Here was a stumbler. Here was a big idea there—sitting there, of "There must be more in the field of physics than we know about. And if there is so much more in the field of physics than we know about we must be studying one tiny little piece of the spectrum." Therefore, what is the field of physics? It has demonstrated that the human mind evidently uses and stores energy smaller than anything we know about. Well, I went around in circles for a while and threw the whole problem in the ashcan and went on with my studies in an orderly fashion. Perfectly happy to observe Brownian movements and other things.

And I had, however, a little more background on it. Commander Thompson had studied with Freud and he was a good friend of mine and he talked to me a great deal about having psychoanalysis. So I went back and reviewed a bunch of the stuff which he'd talked to me about and studied it over again. Hopeful, you see, that there was some clue there.

Well, there wasn't any clue there. This was not... this was not the sort of orderly thinking which can be embraced by a solid science like physics. And... because physics may have a great many things wrong with it, but it does have this: it of necessity continues to be reasonable. It insists on workability. It won't take wild shots and theories just on their face value. These things have to work. And that is the one thing which physics can contribute. Things have to work in the real universe. You either get an effect or you don't. You can't guess that you get an effect, you see. An engineer building a tunnel can't just guess that he's built a tunnel. When the train goes through the thing, it will either go through a tunnel or hit a solid mountain. And it's not healthy to hit solid mountains with trains. You get fired for having such things happen.

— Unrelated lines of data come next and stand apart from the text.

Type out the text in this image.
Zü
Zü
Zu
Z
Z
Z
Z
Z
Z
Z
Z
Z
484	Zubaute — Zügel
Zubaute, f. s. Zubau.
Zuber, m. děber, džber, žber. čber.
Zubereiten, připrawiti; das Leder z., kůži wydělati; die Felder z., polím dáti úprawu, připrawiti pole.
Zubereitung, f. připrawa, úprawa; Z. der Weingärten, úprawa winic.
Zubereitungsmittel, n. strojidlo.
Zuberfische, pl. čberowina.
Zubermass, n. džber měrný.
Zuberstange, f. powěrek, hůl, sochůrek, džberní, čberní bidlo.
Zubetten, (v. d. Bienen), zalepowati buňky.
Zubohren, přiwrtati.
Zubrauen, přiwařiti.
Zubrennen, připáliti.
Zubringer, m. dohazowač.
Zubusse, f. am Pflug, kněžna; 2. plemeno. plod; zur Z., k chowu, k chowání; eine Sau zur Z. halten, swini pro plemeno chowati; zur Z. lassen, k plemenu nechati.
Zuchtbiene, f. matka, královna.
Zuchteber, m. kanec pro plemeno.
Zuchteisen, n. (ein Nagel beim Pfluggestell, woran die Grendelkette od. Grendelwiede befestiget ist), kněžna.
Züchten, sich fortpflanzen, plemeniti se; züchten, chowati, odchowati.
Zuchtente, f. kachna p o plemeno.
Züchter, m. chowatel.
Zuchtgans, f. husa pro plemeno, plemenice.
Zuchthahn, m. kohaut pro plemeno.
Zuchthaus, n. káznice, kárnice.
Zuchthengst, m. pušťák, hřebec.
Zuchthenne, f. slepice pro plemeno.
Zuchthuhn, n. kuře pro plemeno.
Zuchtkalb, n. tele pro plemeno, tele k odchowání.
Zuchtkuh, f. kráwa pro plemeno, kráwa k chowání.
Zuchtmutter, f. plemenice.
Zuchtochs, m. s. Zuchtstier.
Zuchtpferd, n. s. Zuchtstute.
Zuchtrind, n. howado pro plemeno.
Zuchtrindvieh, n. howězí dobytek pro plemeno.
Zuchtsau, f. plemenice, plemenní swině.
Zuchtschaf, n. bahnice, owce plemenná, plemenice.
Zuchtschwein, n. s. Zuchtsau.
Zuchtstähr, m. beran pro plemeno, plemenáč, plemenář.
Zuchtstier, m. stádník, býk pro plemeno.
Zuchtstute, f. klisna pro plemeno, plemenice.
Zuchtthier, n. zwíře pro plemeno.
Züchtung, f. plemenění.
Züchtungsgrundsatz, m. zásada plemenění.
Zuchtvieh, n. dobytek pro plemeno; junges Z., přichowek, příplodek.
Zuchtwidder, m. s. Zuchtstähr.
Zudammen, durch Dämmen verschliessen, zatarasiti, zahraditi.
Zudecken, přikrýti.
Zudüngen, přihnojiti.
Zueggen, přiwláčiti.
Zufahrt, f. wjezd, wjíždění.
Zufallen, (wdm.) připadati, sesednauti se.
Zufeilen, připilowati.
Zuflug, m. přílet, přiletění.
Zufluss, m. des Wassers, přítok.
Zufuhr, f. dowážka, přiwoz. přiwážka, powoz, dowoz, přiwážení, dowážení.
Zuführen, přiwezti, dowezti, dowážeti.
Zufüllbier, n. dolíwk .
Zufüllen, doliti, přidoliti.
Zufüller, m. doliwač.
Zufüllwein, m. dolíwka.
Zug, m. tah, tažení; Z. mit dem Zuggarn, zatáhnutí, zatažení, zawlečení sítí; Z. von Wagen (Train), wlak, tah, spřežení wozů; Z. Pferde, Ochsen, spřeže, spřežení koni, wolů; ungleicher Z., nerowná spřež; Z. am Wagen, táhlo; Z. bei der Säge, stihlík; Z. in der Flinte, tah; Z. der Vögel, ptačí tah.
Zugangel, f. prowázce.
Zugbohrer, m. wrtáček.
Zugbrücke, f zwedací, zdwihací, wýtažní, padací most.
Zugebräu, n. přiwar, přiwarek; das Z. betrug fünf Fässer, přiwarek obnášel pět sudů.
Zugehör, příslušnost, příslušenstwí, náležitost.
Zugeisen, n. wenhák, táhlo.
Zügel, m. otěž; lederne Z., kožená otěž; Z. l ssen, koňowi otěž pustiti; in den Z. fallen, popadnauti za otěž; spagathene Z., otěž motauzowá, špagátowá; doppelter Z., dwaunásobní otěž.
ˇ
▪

So the point is, is here we have a test of workability, which of course is a whole methodology of thought.

Well, I went over to a fellow over at Saint Elizabeth's, William Allen White. I talked to him for a little while and I became... He was very reasonable fellow, nice guy. He'd been a friend of mine before this, by the way, and a very, very nice fellow. And we were having a very informal discussion this way and that, and he was unfortunate enough however to throw me a few titbits which tended to put me in my place about the field of the human mind, you see.

So I sat down and proved to him that the human mind couldn't possibly remember anything. Demonstrated it to him conclusively. And he looked at this and the man went almost white. He was a very brilliant man. He had no difficulty in assimilating this material. But he had just been presented with the fact that if the mind does run on energy, if it is contained in the body, if neurons do think, if people do remember, if there's life at all, the human brain has very little to do with it.

Well, of course I might very well have upset the man more than necessary because this is not necessarily a horribly world-shaking conclusion, but William Allen White chose to consider it so. And here was the greatest man in his day, on the subject of the human mind, being utterly confounded. Why was he being confounded? He was looking at the scientific methodology of physics suddenly applied to the field of the mind. And of course, it's like taking a bright, sharp, new sword that nobody knew was there and just slicing everything up. It was a great shock.

"Well, you know," he said "if you care to," he said, "you go on with this." He said, "It's out of my depth already." He says, "You realize nobody in medicine is trained in mathematics. Nobody is trained in physics, logic, geometry, energy, any one of these things."

And he said, "What you've got in front of you there seems to prove that the research of the mind itself belongs in the field of mathematics, energy, geometry, not in the field of philosophy and speculation." Quite interesting. He gave up the ghost. I don't think he ever did much more research after that either.

But it wasn't until 1938 that I had any kind of an inkling of what was going on. In 1938 I found out there was something wrong with hypnotism.